3. Execute a Staged Transition

  • Stop all Sparpläne in old funds immediately
  • Sell worst offenders first (highest fees, poorest performance)
  • Use Freistellungsauftrag to minimize KeST impact
  • Transfer cash to low-cost broker like Smartbroker+ or Traders Place (both offer free ETF purchases)

4. Master the Depotübertrag

  • Initiate transfer at the new broker using their form
  • Specify “Übertrag ohne Gläubigerwechsel”
  • Secure all Kaufabrechnungen and Steuerunterlagen first
  • Plan for 2-6 weeks of transition time where you can’t trade

5. Document Everything for Family

  • Create a simple report showing fee savings
  • Share the math: “This saves €2,500 annually”
  • Get written approval for each major change

The Bottom Line: Redefining Fiduciary Duty

Your fiduciary responsibility isn’t to preserve the status quo, it’s to preserve and grow wealth for the beneficiary’s actual needs. In 2025 Austria, that means acknowledging that “mündelsicher” is often code for “guaranteed mediocrity.” The grandson’s €170k situation isn’t unique, it’s replicated in thousands of Austrian households where loyalty to bank advisors and fear of taxes paralysis decision-making.

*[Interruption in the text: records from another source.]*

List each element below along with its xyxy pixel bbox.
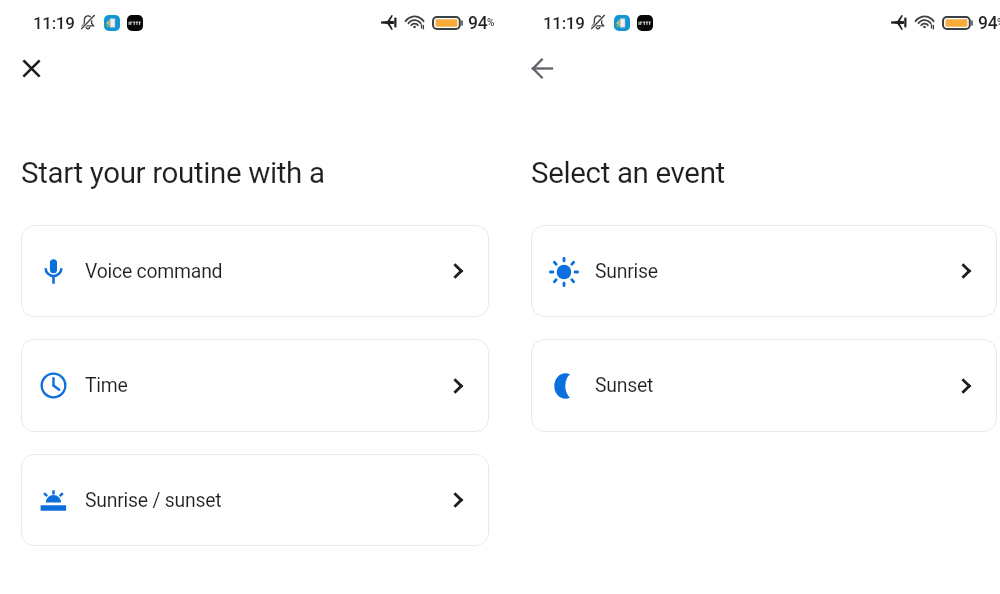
staticText: 94 — [468, 13, 488, 34]
button[interactable]: Time — [21, 339, 489, 432]
staticText: Start your routine with a — [21, 156, 325, 191]
staticText: Time — [85, 374, 128, 397]
button[interactable]: Close — [17, 54, 46, 83]
staticText: 94 — [978, 13, 998, 34]
staticText: Sunset — [595, 374, 654, 397]
staticText: 11:19 — [33, 13, 75, 33]
staticText: Voice command — [85, 260, 223, 283]
button[interactable]: Back — [527, 54, 556, 83]
button[interactable]: Voice command — [21, 225, 489, 317]
staticText: Sunrise / sunset — [85, 489, 222, 512]
staticText: % — [487, 17, 495, 29]
staticText: Select an event — [531, 156, 725, 191]
button[interactable]: Sunrise / sunset — [21, 454, 489, 546]
staticText: 11:19 — [543, 13, 585, 33]
button[interactable]: Sunset — [531, 339, 997, 432]
staticText: % — [997, 17, 1000, 29]
button[interactable]: Sunrise — [531, 225, 997, 317]
staticText: Sunrise — [595, 260, 658, 283]
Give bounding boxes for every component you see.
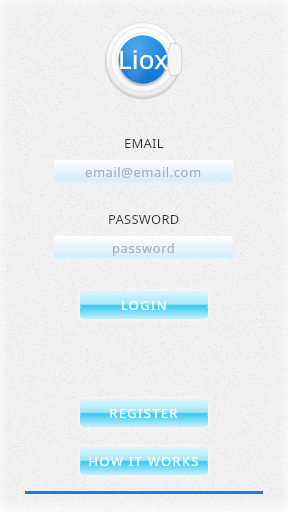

The spicy truth? Your banker wants you confused. They want you fixated on tax implications while ignoring fee hemorrhaging. They want you worried about “complexity” while they collect 1.5% for doing nothing. The moment you realize fiduciary duty means mathematical optimization, you’ve already won.

The inheritance your grandmother wants to leave isn’t a collection of 1990s mutual funds. It’s financial security. And sometimes, securing that future means killing the sacred cows, however “mündelsicher” they claim to be.

Expert analysis confirms: The best fiduciary decision is often the one that feels most uncomfortable to make.